Pour la deuxième journée consécutive jeudi, l’Iran a tiré des missiles à longue et moyenne portées dans le cadre d’un exercice militaire dans le Golfe arabo-persique. Une nouvelle version du "Shahab-3", qui avec une portée de 2.000km est capable d’atteindre Israël, a notamment été testée.
Téhéran avait déjà tiré neuf missiles à longue et moyenne portées mercredi dans les mêmes conditions, afin de montrer sa capacité à répondre à une attaque américaine ou israélienne. Ces démonstrations de force surviennent après un exercice militaire mené conjointement par Israël et la Grèce le mois dernier en Méditerranée, que beaucoup ont interprété comme une mise en garde adressée à l’Iran.

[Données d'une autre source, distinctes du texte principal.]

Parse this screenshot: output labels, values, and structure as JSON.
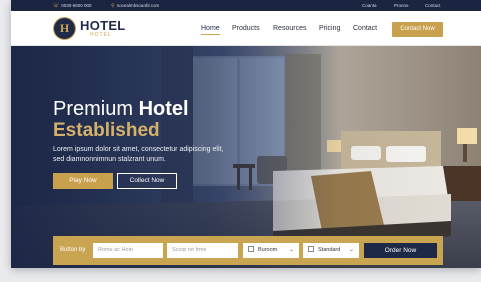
{
  "topbar": {
    "phone": "0030-6600 000",
    "email": "nocealmbsoanbl.com",
    "links": [
      "Coanta",
      "Pronne",
      "Contact"
    ]
  },
  "logo": {
    "mark": "H",
    "name": "HOTEL",
    "sub": "HOTEL"
  },
  "nav": {
    "items": [
      "Home",
      "Products",
      "Resources",
      "Pricing",
      "Contact"
    ],
    "active": "Home",
    "cta": "Contact Now"
  },
  "hero": {
    "title_light": "Premium ",
    "title_bold": "Hotel",
    "title_line2": "Established",
    "body": "Lorem ipsum dolor sit amet, consectetur adipiscing elit, sed diamnonnimnun stalzrant unum.",
    "primary_button": "Play Now",
    "secondary_button": "Collect Now"
  },
  "booking": {
    "label": "Button by",
    "field1_placeholder": "Rome ac Hoin",
    "field2_placeholder": "Scorp ne frme",
    "room_type": "Buroom",
    "room_class": "Standard",
    "order_button": "Order Now"
  },
  "colors": {
    "navy": "#1f2a48",
    "gold": "#c8a04e"
  }
}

Les Etats-Unis voient dans ces tirs une raison supplémentaire de se méfier d’un régime déjà accusé par Washington de fomenter des troubles en Irak, de soutenir les ennemis d’Israël et de vouloir se doter de l’arme atomique.
Pourtant, le président américain George W. Bush et son homologue iranien Mahmoud Ahmadinejad ont tenté en début de semaine de minorer les risques de conflit militaire entre leur pays. En fin de mandat, le chef de la Maison Blanche ne cesse de répéter qu’il privilégie la diplomatie dans le dossier du nucléaire iranien, même s’il refuse d’exclure l’option du recours à la force.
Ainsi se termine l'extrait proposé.